The neuroprotective effects of N-acetylcysteine in psychiatric and neurodegenerative disorders: From modulation of glutamatergic transmission to restoration of synaptic plasticity.

Abstract

N-acetylcysteine (NAC) is an effective pleiotropic drug with a strong safety profile. It is predominantly used as a mucolytic agent and in the treatment of paracetamol overdose. However, extensive research in the last decade has shown the prominent efficacy of NAC in many neuropsychiatric and neurodegenerative disorders.
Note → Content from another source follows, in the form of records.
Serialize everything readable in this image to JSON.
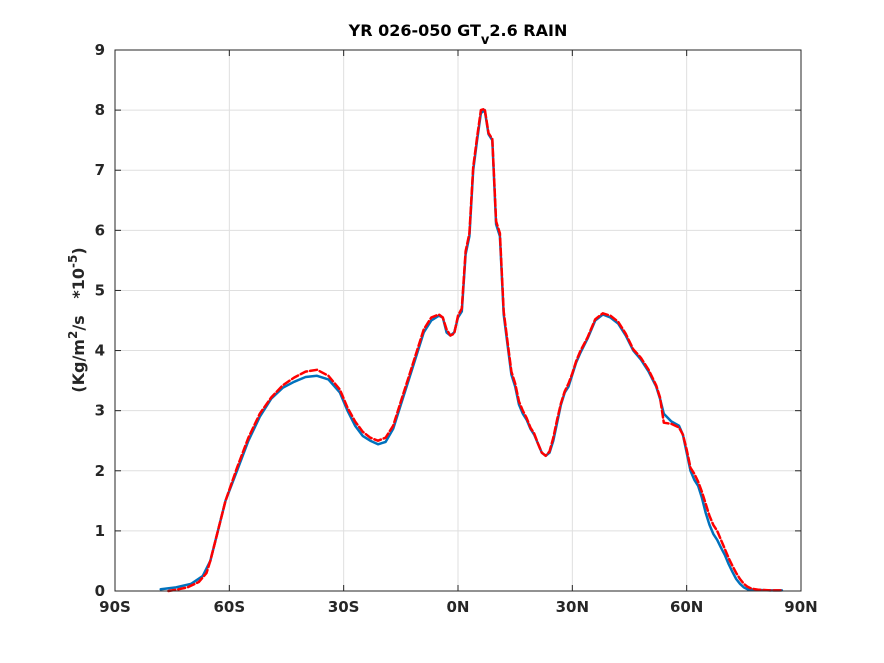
{
  "chart_data": {
    "type": "line",
    "title": {
      "prefix": "YR 026-050 GT",
      "subscript": "v",
      "suffix": "2.6 RAIN"
    },
    "ylabel": {
      "part1": "(Kg/m",
      "sup1": "2",
      "part2": "/s   *10",
      "sup2": "-5",
      "part3": ")"
    },
    "xlim": [
      -90,
      90
    ],
    "ylim": [
      0,
      9
    ],
    "x_ticks": [
      -90,
      -60,
      -30,
      0,
      30,
      60,
      90
    ],
    "x_tick_labels": [
      "90S",
      "60S",
      "30S",
      "0N",
      "30N",
      "60N",
      "90N"
    ],
    "y_ticks": [
      0,
      1,
      2,
      3,
      4,
      5,
      6,
      7,
      8,
      9
    ],
    "y_tick_labels": [
      "0",
      "1",
      "2",
      "3",
      "4",
      "5",
      "6",
      "7",
      "8",
      "9"
    ],
    "grid": true,
    "series": [
      {
        "color": "#0072BD",
        "style": "solid",
        "points": [
          [
            -78,
            0.03
          ],
          [
            -74,
            0.06
          ],
          [
            -70,
            0.12
          ],
          [
            -67,
            0.25
          ],
          [
            -65,
            0.5
          ],
          [
            -63,
            1.0
          ],
          [
            -61,
            1.5
          ],
          [
            -58,
            2.0
          ],
          [
            -55,
            2.5
          ],
          [
            -52,
            2.9
          ],
          [
            -49,
            3.2
          ],
          [
            -46,
            3.38
          ],
          [
            -43,
            3.48
          ],
          [
            -40,
            3.56
          ],
          [
            -37,
            3.58
          ],
          [
            -34,
            3.52
          ],
          [
            -31,
            3.3
          ],
          [
            -29,
            3.0
          ],
          [
            -27,
            2.75
          ],
          [
            -25,
            2.58
          ],
          [
            -23,
            2.5
          ],
          [
            -21,
            2.44
          ],
          [
            -19,
            2.48
          ],
          [
            -17,
            2.7
          ],
          [
            -15,
            3.1
          ],
          [
            -13,
            3.5
          ],
          [
            -11,
            3.9
          ],
          [
            -9,
            4.3
          ],
          [
            -7,
            4.5
          ],
          [
            -5,
            4.58
          ],
          [
            -4,
            4.55
          ],
          [
            -3,
            4.3
          ],
          [
            -2,
            4.25
          ],
          [
            -1,
            4.3
          ],
          [
            0,
            4.55
          ],
          [
            1,
            4.65
          ],
          [
            2,
            5.6
          ],
          [
            3,
            5.9
          ],
          [
            4,
            7.0
          ],
          [
            5,
            7.5
          ],
          [
            6,
            7.95
          ],
          [
            7,
            8.0
          ],
          [
            8,
            7.6
          ],
          [
            9,
            7.5
          ],
          [
            10,
            6.1
          ],
          [
            11,
            5.9
          ],
          [
            12,
            4.6
          ],
          [
            13,
            4.1
          ],
          [
            14,
            3.6
          ],
          [
            15,
            3.4
          ],
          [
            16,
            3.1
          ],
          [
            17,
            2.95
          ],
          [
            18,
            2.85
          ],
          [
            19,
            2.7
          ],
          [
            20,
            2.6
          ],
          [
            21,
            2.45
          ],
          [
            22,
            2.3
          ],
          [
            23,
            2.25
          ],
          [
            24,
            2.3
          ],
          [
            25,
            2.5
          ],
          [
            26,
            2.8
          ],
          [
            27,
            3.1
          ],
          [
            28,
            3.3
          ],
          [
            29,
            3.4
          ],
          [
            30,
            3.6
          ],
          [
            31,
            3.8
          ],
          [
            32,
            3.95
          ],
          [
            34,
            4.2
          ],
          [
            36,
            4.5
          ],
          [
            38,
            4.6
          ],
          [
            40,
            4.55
          ],
          [
            42,
            4.45
          ],
          [
            44,
            4.25
          ],
          [
            46,
            4.0
          ],
          [
            48,
            3.85
          ],
          [
            50,
            3.65
          ],
          [
            52,
            3.4
          ],
          [
            53,
            3.2
          ],
          [
            54,
            2.95
          ],
          [
            56,
            2.82
          ],
          [
            58,
            2.75
          ],
          [
            59,
            2.6
          ],
          [
            60,
            2.3
          ],
          [
            61,
            2.0
          ],
          [
            62,
            1.85
          ],
          [
            63,
            1.75
          ],
          [
            64,
            1.55
          ],
          [
            65,
            1.3
          ],
          [
            66,
            1.1
          ],
          [
            67,
            0.95
          ],
          [
            68,
            0.85
          ],
          [
            69,
            0.72
          ],
          [
            70,
            0.6
          ],
          [
            71,
            0.45
          ],
          [
            72,
            0.32
          ],
          [
            73,
            0.2
          ],
          [
            74,
            0.12
          ],
          [
            75,
            0.06
          ],
          [
            76,
            0.03
          ],
          [
            78,
            0.02
          ],
          [
            82,
            0.01
          ],
          [
            85,
            0.01
          ]
        ]
      },
      {
        "color": "#FF0000",
        "style": "dashed",
        "points": [
          [
            -76,
            0.0
          ],
          [
            -74,
            0.02
          ],
          [
            -71,
            0.06
          ],
          [
            -68,
            0.15
          ],
          [
            -66,
            0.3
          ],
          [
            -65,
            0.5
          ],
          [
            -63,
            1.0
          ],
          [
            -61,
            1.5
          ],
          [
            -58,
            2.05
          ],
          [
            -55,
            2.55
          ],
          [
            -52,
            2.95
          ],
          [
            -49,
            3.22
          ],
          [
            -46,
            3.42
          ],
          [
            -43,
            3.55
          ],
          [
            -40,
            3.65
          ],
          [
            -37,
            3.68
          ],
          [
            -34,
            3.58
          ],
          [
            -31,
            3.35
          ],
          [
            -29,
            3.05
          ],
          [
            -27,
            2.82
          ],
          [
            -25,
            2.65
          ],
          [
            -23,
            2.55
          ],
          [
            -21,
            2.5
          ],
          [
            -19,
            2.55
          ],
          [
            -17,
            2.75
          ],
          [
            -15,
            3.15
          ],
          [
            -13,
            3.55
          ],
          [
            -11,
            3.95
          ],
          [
            -9,
            4.35
          ],
          [
            -7,
            4.55
          ],
          [
            -5,
            4.6
          ],
          [
            -4,
            4.55
          ],
          [
            -3,
            4.35
          ],
          [
            -2,
            4.25
          ],
          [
            -1,
            4.28
          ],
          [
            0,
            4.58
          ],
          [
            1,
            4.7
          ],
          [
            2,
            5.65
          ],
          [
            3,
            5.95
          ],
          [
            4,
            7.05
          ],
          [
            5,
            7.55
          ],
          [
            6,
            8.0
          ],
          [
            7,
            8.02
          ],
          [
            8,
            7.62
          ],
          [
            9,
            7.52
          ],
          [
            10,
            6.15
          ],
          [
            11,
            5.95
          ],
          [
            12,
            4.65
          ],
          [
            13,
            4.15
          ],
          [
            14,
            3.65
          ],
          [
            15,
            3.45
          ],
          [
            16,
            3.15
          ],
          [
            17,
            3.0
          ],
          [
            18,
            2.88
          ],
          [
            19,
            2.72
          ],
          [
            20,
            2.62
          ],
          [
            21,
            2.45
          ],
          [
            22,
            2.3
          ],
          [
            23,
            2.25
          ],
          [
            24,
            2.32
          ],
          [
            25,
            2.55
          ],
          [
            26,
            2.85
          ],
          [
            27,
            3.12
          ],
          [
            28,
            3.32
          ],
          [
            29,
            3.45
          ],
          [
            30,
            3.62
          ],
          [
            31,
            3.82
          ],
          [
            32,
            3.98
          ],
          [
            34,
            4.22
          ],
          [
            36,
            4.52
          ],
          [
            38,
            4.62
          ],
          [
            40,
            4.58
          ],
          [
            42,
            4.48
          ],
          [
            44,
            4.28
          ],
          [
            46,
            4.02
          ],
          [
            48,
            3.88
          ],
          [
            50,
            3.68
          ],
          [
            52,
            3.42
          ],
          [
            53,
            3.22
          ],
          [
            54,
            2.8
          ],
          [
            56,
            2.78
          ],
          [
            58,
            2.72
          ],
          [
            59,
            2.6
          ],
          [
            60,
            2.35
          ],
          [
            61,
            2.05
          ],
          [
            62,
            1.95
          ],
          [
            63,
            1.82
          ],
          [
            64,
            1.65
          ],
          [
            65,
            1.45
          ],
          [
            66,
            1.25
          ],
          [
            67,
            1.1
          ],
          [
            68,
            1.0
          ],
          [
            69,
            0.85
          ],
          [
            70,
            0.7
          ],
          [
            71,
            0.55
          ],
          [
            72,
            0.42
          ],
          [
            73,
            0.3
          ],
          [
            74,
            0.2
          ],
          [
            75,
            0.12
          ],
          [
            76,
            0.07
          ],
          [
            77,
            0.04
          ],
          [
            79,
            0.02
          ],
          [
            82,
            0.01
          ],
          [
            85,
            0.01
          ]
        ]
      }
    ]
  }
}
NAC acts through multiple mechanisms; primarily, it releases cysteine and modulates glutamatergic and monoaminergic transmission. Further, it restores glutathione levels, promotes oxidative balance, reverses decreased synaptic plasticity, reduces neuroinflammation and mitochondrial dysfunction, and provides neurotrophic support. Additionally, it regulates one-carbon metabolism pathways, leading to the production of key metabolites. In this review, we will be discussing in-depth mechanisms of action of NAC and its promising ability to reverse neuropathological changes, particularly cognitive deficits, and associated plasticity changes in various psychiatric and neurodegenerative diseases, including depression, bipolar disorders, schizophrenia, Alzheimer's disease, Huntington's disease, traumatic brain injury, aging. Overall, several preclinical studies and clinical trials have demonstrated the efficacy of NAC in reversing regressive plasticity, cognitive deficits, and associated changes in the brain. NAC remains among the strongest candidates with a high safety profile for managing several types of neurological disorders.